We are concerned that having most new funding allocated by earmarking will corrode the legally required systematic state public reviews and merit-based allocation of funding. While our recent report documents that the system is certainly imperfect and needs improvement, it has certain guardrails (including EPA regulations regarding priorities for the systems most in need, opportunities for public input and engagement, and the applicability of Title VI of the Civil Rights Act) that should help reduce the chance that these funds are allocated based primarily upon political power.

The Bipartisan Infrastructure Law made progress—let’s not undermine that

The good news is that Congress and the Biden administration already enacted significant funding through the Bipartisan Infrastructure Law in 2021, which is investing about $50 billion to address some of the urgent backlogs in necessary repairs and upgrades for the nation’s wastewater and drinking water systems. This is the single-largest investment in water that the federal government has ever made. And this money has not been subjected to earmarks and should be locked in for the next few years without them. It is the annual appropriation laws enacted since the Bipartisan Infrastructure Law that include Congressional earmark carve-outs that now redirect most of the new funding.

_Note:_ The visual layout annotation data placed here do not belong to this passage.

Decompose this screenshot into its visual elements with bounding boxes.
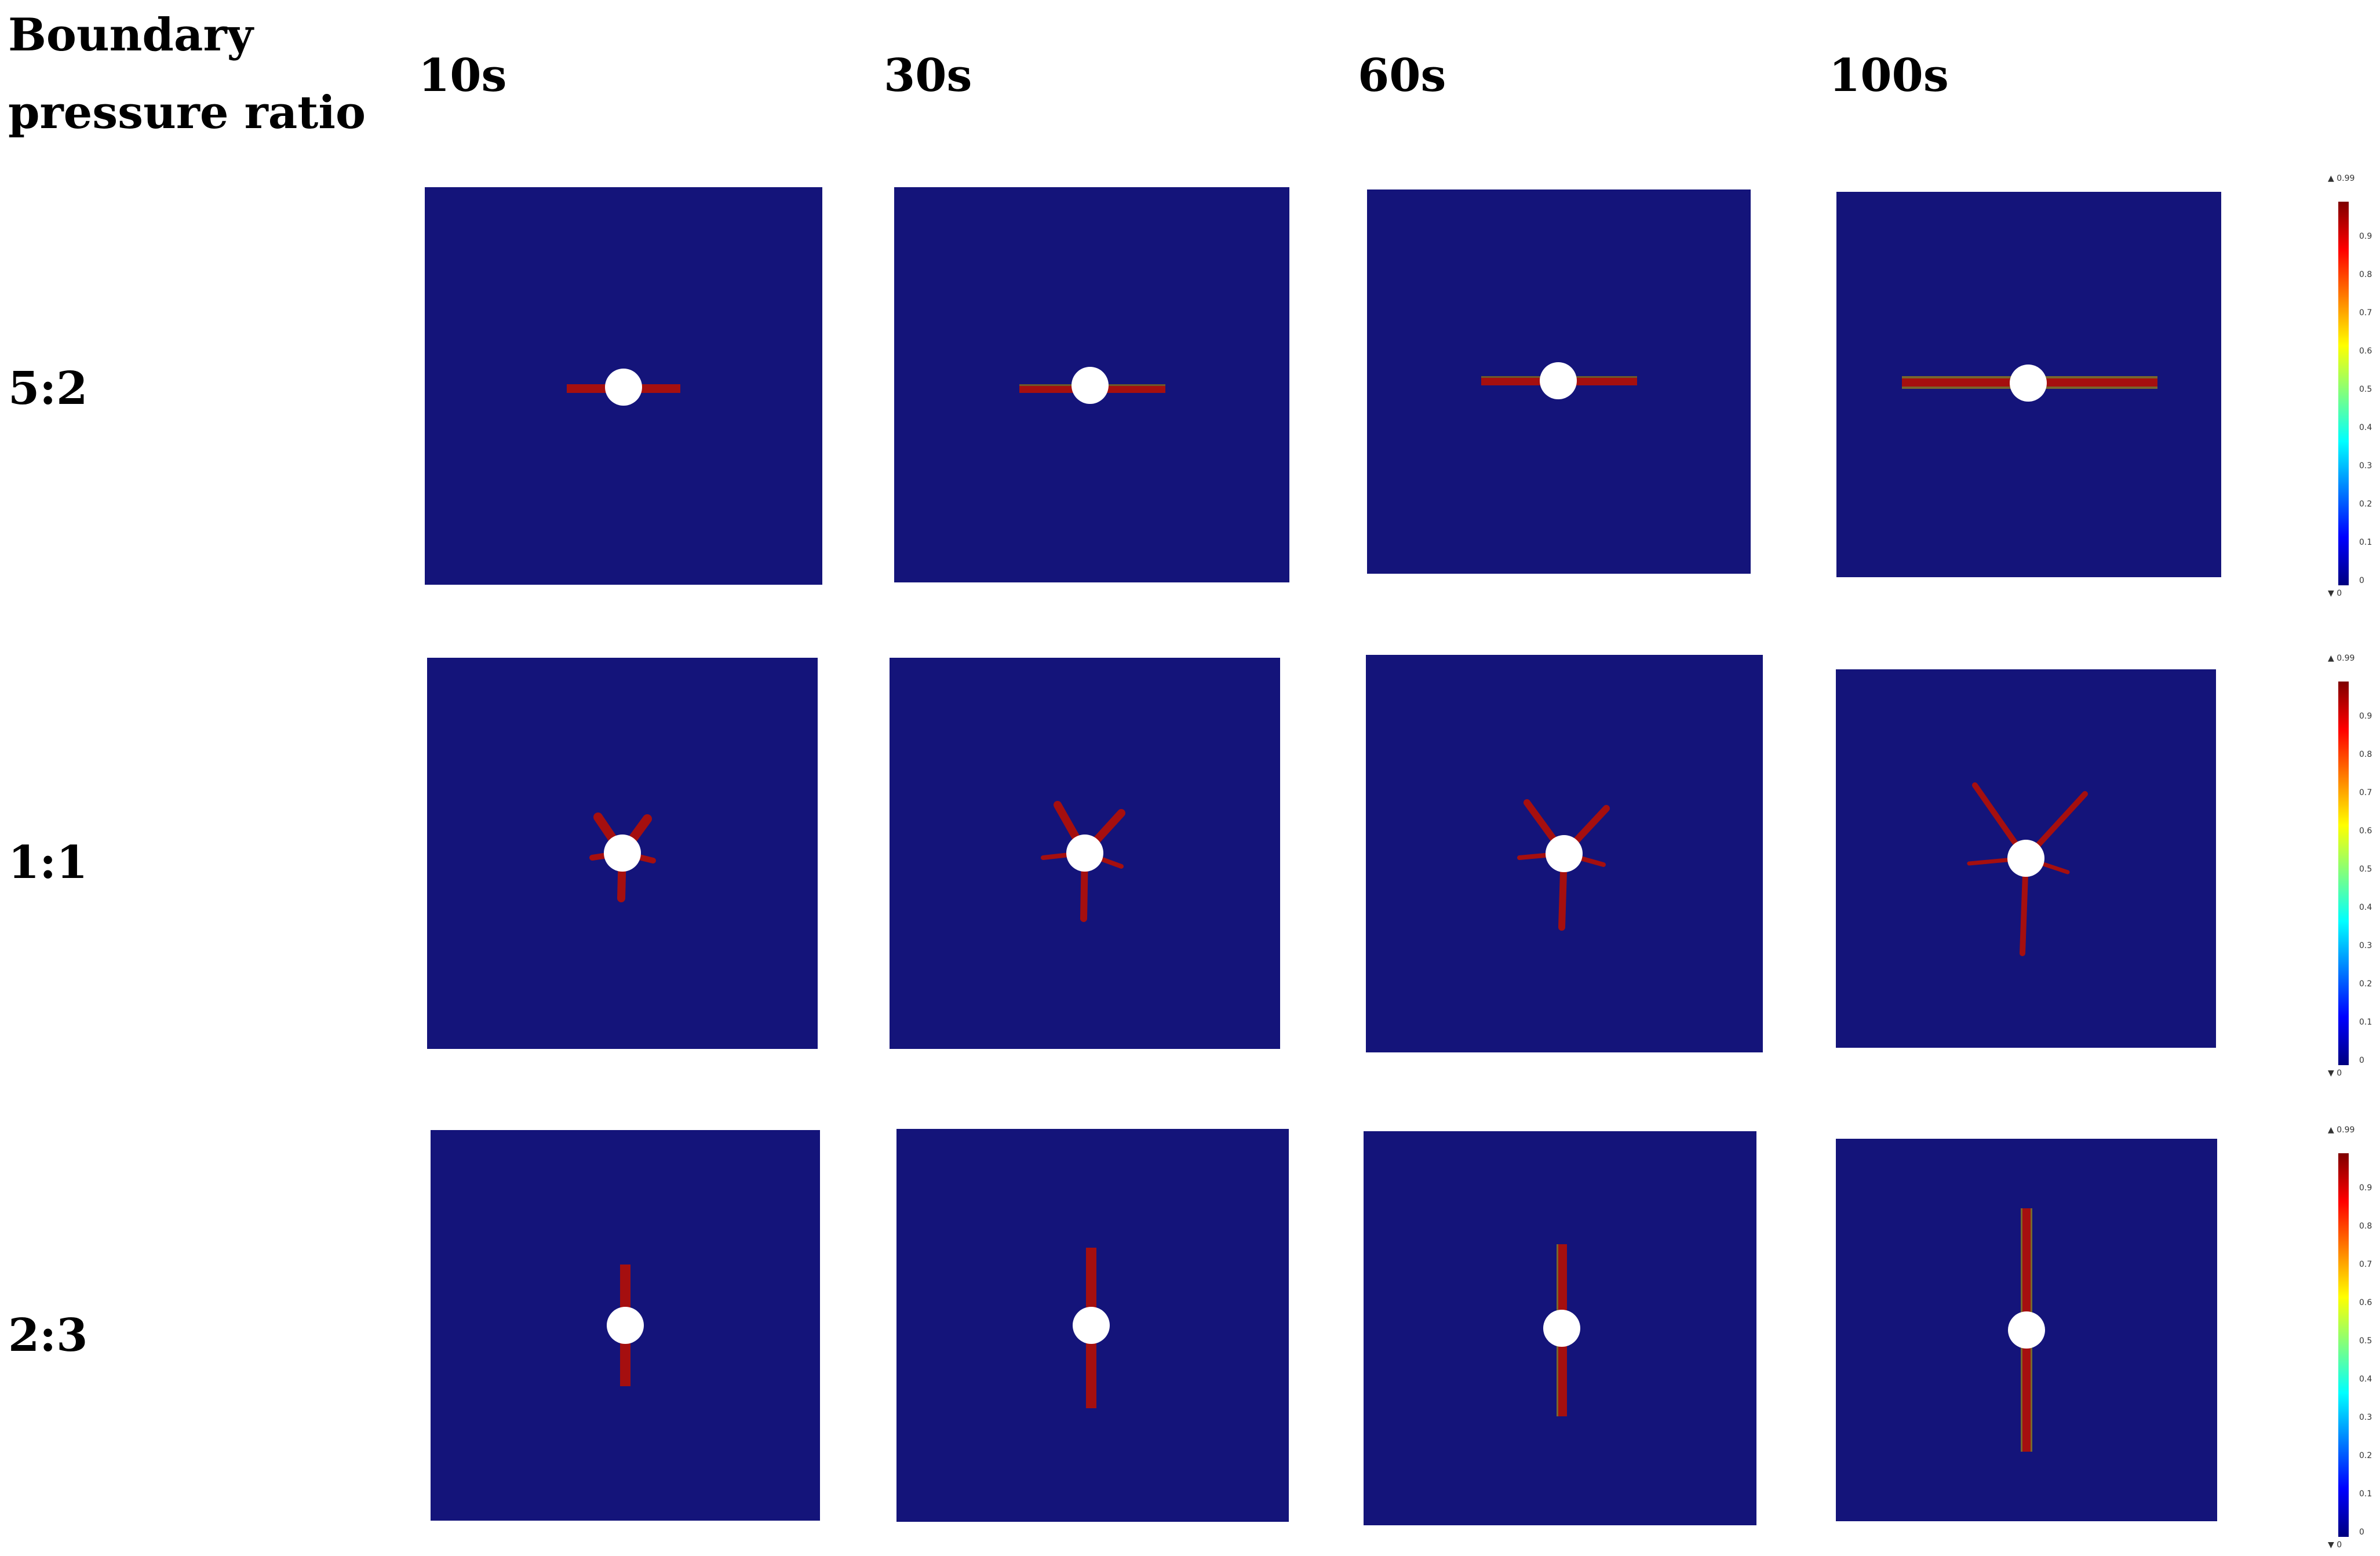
colorbar-tick: 0.9: [2359, 232, 2372, 241]
colorbar-tick: 0.3: [2359, 941, 2372, 950]
colorbar-tick: 0.8: [2359, 270, 2372, 279]
wellbore: [607, 1307, 644, 1344]
panel-1-1-100s: [1836, 669, 2216, 1048]
colorbar-gradient: [2338, 1153, 2349, 1537]
colorbar-ticks: 0.9 0.8 0.7 0.6 0.5 0.4 0.3 0.2 0.1 0: [2359, 1183, 2372, 1537]
wellbore: [2010, 365, 2047, 402]
header-title-line2: pressure ratio: [8, 86, 366, 139]
colorbar-tick: 0.3: [2359, 461, 2372, 471]
colorbar-tick: 0: [2359, 576, 2364, 585]
fracture-plot: [567, 369, 680, 406]
wellbore: [1073, 1307, 1110, 1344]
wellbore: [1546, 835, 1583, 872]
wellbore: [604, 835, 641, 872]
colorbar-row3: ▲ 0.99 0.9 0.8 0.7 0.6 0.5 0.4 0.3 0.2 0…: [2328, 1125, 2372, 1550]
colorbar-tick: 0.6: [2359, 826, 2372, 836]
wellbore: [2008, 1311, 2045, 1349]
colorbar-min-label: ▼ 0: [2328, 1069, 2342, 1078]
colorbar-max-label: ▲ 0.99: [2328, 654, 2355, 663]
colorbar-tick: 0.3: [2359, 1413, 2372, 1422]
colorbar-ticks: 0.9 0.8 0.7 0.6 0.5 0.4 0.3 0.2 0.1 0: [2359, 712, 2372, 1065]
colorbar-tick: 0.7: [2359, 1260, 2372, 1269]
panel-2-3-10s: [431, 1130, 820, 1521]
colorbar-tick: 0.4: [2359, 423, 2372, 432]
colorbar-tick: 0.5: [2359, 865, 2372, 874]
panel-2-3-100s: [1836, 1139, 2217, 1521]
row-label-1-1: 1:1: [8, 836, 88, 889]
fracture-plot: [1073, 1248, 1110, 1408]
colorbar-tick: 0.8: [2359, 1222, 2372, 1231]
wellbore: [1066, 835, 1103, 872]
colorbar-min-label: ▼ 0: [2328, 589, 2342, 598]
wellbore: [1071, 367, 1109, 404]
colorbar-row1: ▲ 0.99 0.9 0.8 0.7 0.6 0.5 0.4 0.3 0.2 0…: [2328, 174, 2372, 598]
colorbar-tick: 0.2: [2359, 1451, 2372, 1460]
time-label-10s: 10s: [418, 49, 507, 102]
colorbar-tick: 0: [2359, 1528, 2364, 1537]
colorbar-tick: 0.2: [2359, 979, 2372, 989]
wellbore: [1543, 1310, 1580, 1347]
wellbore: [2007, 840, 2044, 877]
colorbar-tick: 0.6: [2359, 1298, 2372, 1307]
colorbar-gradient: [2338, 682, 2349, 1065]
colorbar-gradient: [2338, 202, 2349, 585]
colorbar-tick: 0.7: [2359, 308, 2372, 318]
time-label-100s: 100s: [1829, 49, 1949, 102]
colorbar-min-label: ▼ 0: [2328, 1540, 2342, 1550]
fracture-plot: [1041, 801, 1125, 922]
fracture-plot: [2008, 1208, 2045, 1452]
colorbar-tick: 0.1: [2359, 538, 2372, 547]
colorbar-tick: 0.5: [2359, 1336, 2372, 1346]
colorbar-tick: 0.5: [2359, 385, 2372, 394]
colorbar-tick: 0.1: [2359, 1489, 2372, 1499]
fracture-plot: [1967, 782, 2088, 956]
fracture-plot: [589, 812, 656, 902]
colorbar-tick: 0.9: [2359, 712, 2372, 721]
colorbar-tick: 0.1: [2359, 1018, 2372, 1027]
panel-1-1-30s: [890, 658, 1280, 1049]
panel-1-1-60s: [1366, 655, 1763, 1052]
panel-1-1-10s: [427, 658, 818, 1049]
panel-5-2-100s: [1836, 192, 2221, 577]
fracture-plot: [607, 1265, 644, 1386]
row-label-2-3: 2:3: [8, 1309, 88, 1362]
colorbar-ticks: 0.9 0.8 0.7 0.6 0.5 0.4 0.3 0.2 0.1 0: [2359, 232, 2372, 585]
colorbar-max-label: ▲ 0.99: [2328, 1125, 2355, 1135]
colorbar-max-label: ▲ 0.99: [2328, 174, 2355, 183]
colorbar-tick: 0.4: [2359, 903, 2372, 912]
colorbar-tick: 0.7: [2359, 788, 2372, 797]
fracture-plot: [1019, 367, 1165, 404]
wellbore: [605, 369, 642, 406]
colorbar-tick: 0.8: [2359, 750, 2372, 759]
colorbar-tick: 0.9: [2359, 1183, 2372, 1193]
panel-2-3-60s: [1364, 1131, 1756, 1525]
row-label-5-2: 5:2: [8, 362, 88, 415]
colorbar-tick: 0.4: [2359, 1375, 2372, 1384]
header-title-line1: Boundary: [8, 9, 253, 61]
colorbar-tick: 0.2: [2359, 500, 2372, 509]
panel-2-3-30s: [896, 1129, 1289, 1522]
fracture-plot: [1481, 362, 1637, 399]
fracture-plot: [1517, 799, 1610, 931]
colorbar-tick: 0: [2359, 1056, 2364, 1065]
time-label-60s: 60s: [1358, 49, 1446, 102]
time-label-30s: 30s: [884, 49, 972, 102]
panel-5-2-10s: [425, 187, 822, 585]
panel-5-2-60s: [1367, 190, 1751, 574]
colorbar-tick: 0.6: [2359, 347, 2372, 356]
colorbar-row2: ▲ 0.99 0.9 0.8 0.7 0.6 0.5 0.4 0.3 0.2 0…: [2328, 654, 2372, 1078]
fracture-plot: [1902, 365, 2157, 402]
wellbore: [1540, 362, 1577, 399]
panel-5-2-30s: [894, 187, 1289, 582]
fracture-plot: [1543, 1244, 1580, 1416]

Let’s break the cycle of excessive earmarking

We join the water associations who urge that we “break this cycle” of diverting EPA funding for water infrastructure to earmarks. Congress should fund at least the full authorization—$3 billion each—for the Clean Water and Drinking Water SRFs next year. If earmarks are used for water infrastructure, the funding underlying such earmarks should be in addition to the authorized $3 billion per year for each SRF and should not cut into that crucial funding that should instead be directed to the communities that are demonstrably most in need.